The goal of this talk is to explain delayed arrays, that are available in massiv library, as well as their roles in fusion and parallelization of operations applied to multi-dimensional arrays.

Immutable arrays in Haskell come with great safety properties and provide opportunities for a variety of optimizations. However, without fusion most operations on arrays do not compose efficiently due to intermediate allocations. Delayed arrays provide us with a reliable fusion framework, which is fully controlled by the user and guided by the type checker.

Many operations on arrays are massively parallel, however the common Haskell technique of evaluating with pseq and relying on GHC's spark pool is not applicable to unboxed arrays because it relies on laziness. Combination of a custom scheduler and delayed arrays can help us with a solution, so we can benefit from multi-core parallelization.

In this talk, Luc will show how to create a language by making use of LLVM and Haskell. At the start, an introduction will be given on LLVM and the corresponding Haskell bindings.

Afterwards, Luc will explain how techniques such as combinators and partial evaluation can be used to create performant functions optimized by LLVM. At the end, everything will be brought together and the result will be a small language that compiles all the way down to assembly.

Provided that data fits entirely within memory we can process data in an elegant way using classic Haskell techniques. Once we have more data than can fit in memory however we are often forced to abandon elegance to deal with mutable disk state in IO. While streaming style applications can often maintain an elegant pure core, it is particularly difficult to do so for transaction processing (OLTP) style applications which typically need random access to their data sets. The usual approach to building these applications involve using SQL or key-value databases and intermingling program logic with actions to fetch and change stored data.

This talk explores an approach for OLTP style applications to scale to data sets bigger than fit in memory, while preserving a functional approach and the usual associated advantages. The approach uses ordinary pure functions that work over in-memory data structures, but nevertheless keeps the bulk of data on disk. The talk will explain the concepts and report on initial experience of applying the ideas in an existing commercial application.

Specifications languages have demonstrated themselves as an effective tool for designing and reasoning about complex software systems by capturing a high-level description of the system behavior in temporal logic. Declarative specifications of the intent of a system also serve models that can be checked in a fully automatic way, giving engineers formal guarantees on the correctness of their designs according to their specifications.

In this talk, I will give an overview of Spectacle, a Haskell EDSL for writing formal specifications in the temporal logic of actions, and how specifications written in Spectacle can mechanically verify real-world Haskell programs.

Many programming languages have a start with an academic foundation, but few languages carry such a deep sense of academic identity as they cross over into adoption in the industry. Haskell seems so different from the rest.
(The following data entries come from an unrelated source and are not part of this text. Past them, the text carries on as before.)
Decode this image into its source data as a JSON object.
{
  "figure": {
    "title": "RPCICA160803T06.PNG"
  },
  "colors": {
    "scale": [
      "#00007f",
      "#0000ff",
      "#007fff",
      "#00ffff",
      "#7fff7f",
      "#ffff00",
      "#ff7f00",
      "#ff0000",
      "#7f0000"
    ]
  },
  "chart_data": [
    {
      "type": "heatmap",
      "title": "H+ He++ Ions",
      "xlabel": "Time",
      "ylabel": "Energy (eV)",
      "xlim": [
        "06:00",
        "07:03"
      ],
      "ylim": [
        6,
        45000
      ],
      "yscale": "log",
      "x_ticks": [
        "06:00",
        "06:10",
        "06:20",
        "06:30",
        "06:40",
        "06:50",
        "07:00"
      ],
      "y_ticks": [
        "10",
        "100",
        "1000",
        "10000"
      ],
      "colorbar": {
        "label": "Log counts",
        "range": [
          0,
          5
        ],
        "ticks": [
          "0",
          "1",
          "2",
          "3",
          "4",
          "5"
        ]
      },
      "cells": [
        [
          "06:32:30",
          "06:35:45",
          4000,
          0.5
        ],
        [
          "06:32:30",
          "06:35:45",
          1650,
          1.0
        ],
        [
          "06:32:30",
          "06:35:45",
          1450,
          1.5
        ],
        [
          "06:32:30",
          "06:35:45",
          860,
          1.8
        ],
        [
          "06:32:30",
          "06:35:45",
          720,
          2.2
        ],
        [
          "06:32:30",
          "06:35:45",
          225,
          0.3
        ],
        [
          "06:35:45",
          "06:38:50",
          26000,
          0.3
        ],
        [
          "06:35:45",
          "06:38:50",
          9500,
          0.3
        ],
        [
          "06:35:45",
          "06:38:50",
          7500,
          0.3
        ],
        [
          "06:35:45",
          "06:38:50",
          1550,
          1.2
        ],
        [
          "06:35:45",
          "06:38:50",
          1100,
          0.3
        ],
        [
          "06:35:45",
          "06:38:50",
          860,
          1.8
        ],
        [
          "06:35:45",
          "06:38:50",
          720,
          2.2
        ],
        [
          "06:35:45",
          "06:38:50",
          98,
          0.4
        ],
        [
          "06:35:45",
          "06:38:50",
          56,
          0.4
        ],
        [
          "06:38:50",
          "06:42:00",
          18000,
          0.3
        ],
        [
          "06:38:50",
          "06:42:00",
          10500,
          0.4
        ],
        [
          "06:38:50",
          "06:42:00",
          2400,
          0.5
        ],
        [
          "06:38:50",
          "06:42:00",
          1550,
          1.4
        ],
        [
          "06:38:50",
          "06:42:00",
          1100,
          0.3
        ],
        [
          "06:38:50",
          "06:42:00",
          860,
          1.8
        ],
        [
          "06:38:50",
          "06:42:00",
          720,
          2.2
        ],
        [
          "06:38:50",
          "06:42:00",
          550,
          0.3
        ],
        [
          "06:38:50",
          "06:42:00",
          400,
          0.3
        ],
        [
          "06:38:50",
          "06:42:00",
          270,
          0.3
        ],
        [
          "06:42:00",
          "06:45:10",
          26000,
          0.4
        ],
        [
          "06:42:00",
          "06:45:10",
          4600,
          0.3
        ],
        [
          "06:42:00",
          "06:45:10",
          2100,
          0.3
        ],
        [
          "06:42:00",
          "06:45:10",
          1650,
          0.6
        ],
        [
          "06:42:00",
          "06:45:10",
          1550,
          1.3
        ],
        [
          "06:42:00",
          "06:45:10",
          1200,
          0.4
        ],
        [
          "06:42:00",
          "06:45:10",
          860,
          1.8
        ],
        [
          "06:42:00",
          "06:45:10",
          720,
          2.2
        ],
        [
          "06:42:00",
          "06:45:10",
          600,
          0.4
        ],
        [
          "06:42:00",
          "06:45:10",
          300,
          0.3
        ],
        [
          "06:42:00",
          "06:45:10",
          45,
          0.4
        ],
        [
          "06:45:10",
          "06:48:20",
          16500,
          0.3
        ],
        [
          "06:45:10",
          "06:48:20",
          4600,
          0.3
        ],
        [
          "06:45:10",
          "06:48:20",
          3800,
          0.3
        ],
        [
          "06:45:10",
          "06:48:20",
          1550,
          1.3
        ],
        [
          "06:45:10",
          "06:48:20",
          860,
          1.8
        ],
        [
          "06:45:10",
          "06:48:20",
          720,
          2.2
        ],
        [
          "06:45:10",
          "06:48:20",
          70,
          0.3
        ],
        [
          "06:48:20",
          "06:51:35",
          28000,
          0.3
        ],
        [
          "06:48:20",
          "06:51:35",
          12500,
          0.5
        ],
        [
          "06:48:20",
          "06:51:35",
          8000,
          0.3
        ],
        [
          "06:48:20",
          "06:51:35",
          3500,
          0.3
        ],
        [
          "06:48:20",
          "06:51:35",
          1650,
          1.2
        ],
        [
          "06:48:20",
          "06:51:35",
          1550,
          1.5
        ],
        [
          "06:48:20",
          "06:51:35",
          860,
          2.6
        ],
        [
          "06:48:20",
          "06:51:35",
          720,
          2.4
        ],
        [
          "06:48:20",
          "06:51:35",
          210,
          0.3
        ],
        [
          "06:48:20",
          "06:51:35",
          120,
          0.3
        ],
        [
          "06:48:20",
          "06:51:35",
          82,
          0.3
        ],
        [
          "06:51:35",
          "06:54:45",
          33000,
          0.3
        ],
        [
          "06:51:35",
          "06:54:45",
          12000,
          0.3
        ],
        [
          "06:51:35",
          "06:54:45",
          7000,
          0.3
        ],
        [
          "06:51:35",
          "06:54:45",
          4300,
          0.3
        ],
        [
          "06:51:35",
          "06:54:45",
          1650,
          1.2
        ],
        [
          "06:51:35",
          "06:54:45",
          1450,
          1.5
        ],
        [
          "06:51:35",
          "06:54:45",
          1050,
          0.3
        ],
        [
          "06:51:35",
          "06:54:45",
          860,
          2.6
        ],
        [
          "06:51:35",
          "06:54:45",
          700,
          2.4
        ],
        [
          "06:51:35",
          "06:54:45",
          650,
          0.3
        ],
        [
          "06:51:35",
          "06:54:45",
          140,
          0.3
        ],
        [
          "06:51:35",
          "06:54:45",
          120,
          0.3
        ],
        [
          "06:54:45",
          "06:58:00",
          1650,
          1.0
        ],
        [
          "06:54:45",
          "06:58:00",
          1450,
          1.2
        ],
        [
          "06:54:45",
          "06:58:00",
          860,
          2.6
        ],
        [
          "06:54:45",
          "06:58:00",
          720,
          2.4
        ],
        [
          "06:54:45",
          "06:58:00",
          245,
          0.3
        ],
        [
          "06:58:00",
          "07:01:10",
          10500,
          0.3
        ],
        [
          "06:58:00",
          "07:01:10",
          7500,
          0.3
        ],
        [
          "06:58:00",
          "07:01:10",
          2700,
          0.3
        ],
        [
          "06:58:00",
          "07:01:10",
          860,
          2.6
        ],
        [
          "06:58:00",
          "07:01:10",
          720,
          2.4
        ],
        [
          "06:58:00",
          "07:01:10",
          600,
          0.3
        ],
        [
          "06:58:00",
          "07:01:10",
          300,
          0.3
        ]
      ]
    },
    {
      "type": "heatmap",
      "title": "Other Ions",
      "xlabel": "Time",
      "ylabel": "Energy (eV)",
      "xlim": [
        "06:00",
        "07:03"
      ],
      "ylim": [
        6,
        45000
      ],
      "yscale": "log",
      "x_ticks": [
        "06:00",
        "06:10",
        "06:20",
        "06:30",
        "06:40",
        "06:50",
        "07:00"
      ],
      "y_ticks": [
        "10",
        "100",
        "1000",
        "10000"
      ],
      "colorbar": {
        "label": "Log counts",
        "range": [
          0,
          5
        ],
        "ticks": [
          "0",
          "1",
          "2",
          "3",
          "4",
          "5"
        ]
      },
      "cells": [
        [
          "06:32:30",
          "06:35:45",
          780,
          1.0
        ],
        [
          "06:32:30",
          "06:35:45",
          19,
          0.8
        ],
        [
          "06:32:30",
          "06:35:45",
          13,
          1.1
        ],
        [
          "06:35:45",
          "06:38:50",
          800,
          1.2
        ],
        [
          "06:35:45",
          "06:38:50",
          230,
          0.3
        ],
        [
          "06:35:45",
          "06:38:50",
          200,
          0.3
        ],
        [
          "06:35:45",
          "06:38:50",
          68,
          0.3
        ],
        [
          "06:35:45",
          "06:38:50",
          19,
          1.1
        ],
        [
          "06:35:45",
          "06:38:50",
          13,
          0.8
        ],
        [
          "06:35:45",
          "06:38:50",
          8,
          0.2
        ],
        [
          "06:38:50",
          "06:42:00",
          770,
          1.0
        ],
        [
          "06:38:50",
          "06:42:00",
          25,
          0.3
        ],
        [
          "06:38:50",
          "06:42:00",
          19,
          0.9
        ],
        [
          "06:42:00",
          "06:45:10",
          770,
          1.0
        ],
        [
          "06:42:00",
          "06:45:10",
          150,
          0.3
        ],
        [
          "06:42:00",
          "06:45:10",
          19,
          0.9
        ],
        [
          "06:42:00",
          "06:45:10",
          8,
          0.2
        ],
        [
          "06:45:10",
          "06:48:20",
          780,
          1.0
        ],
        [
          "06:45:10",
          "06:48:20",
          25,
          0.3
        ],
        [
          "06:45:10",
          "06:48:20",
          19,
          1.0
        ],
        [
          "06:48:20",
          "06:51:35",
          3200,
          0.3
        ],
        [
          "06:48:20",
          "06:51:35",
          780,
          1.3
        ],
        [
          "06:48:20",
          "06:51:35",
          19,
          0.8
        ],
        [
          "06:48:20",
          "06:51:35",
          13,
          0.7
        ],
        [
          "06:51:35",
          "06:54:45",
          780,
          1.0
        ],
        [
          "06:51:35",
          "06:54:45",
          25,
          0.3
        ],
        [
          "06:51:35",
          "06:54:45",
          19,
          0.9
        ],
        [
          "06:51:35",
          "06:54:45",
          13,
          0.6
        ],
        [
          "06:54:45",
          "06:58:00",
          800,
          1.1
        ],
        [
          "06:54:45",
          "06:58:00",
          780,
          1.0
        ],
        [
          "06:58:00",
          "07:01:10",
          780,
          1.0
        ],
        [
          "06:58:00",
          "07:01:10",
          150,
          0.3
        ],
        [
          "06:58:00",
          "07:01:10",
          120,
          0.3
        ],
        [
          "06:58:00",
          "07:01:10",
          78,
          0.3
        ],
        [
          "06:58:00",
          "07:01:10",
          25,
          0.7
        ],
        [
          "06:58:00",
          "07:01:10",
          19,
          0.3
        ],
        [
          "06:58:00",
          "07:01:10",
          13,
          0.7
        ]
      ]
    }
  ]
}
SimSpace has been using Haskell at scale across nine teams, collectively maintaining over 400k lines of Haskell, developed over five years. We have a number of shared experiences and can speak to lessons learned over the years. This talk is an opportunity to share those experiences and give some helpful advice to others on a similar trajectory of using Haskell commercially.

There's such a rich and historic narrative coming from the academic side of Haskell. This talk seeks to complement that narrative with an industrial perspective.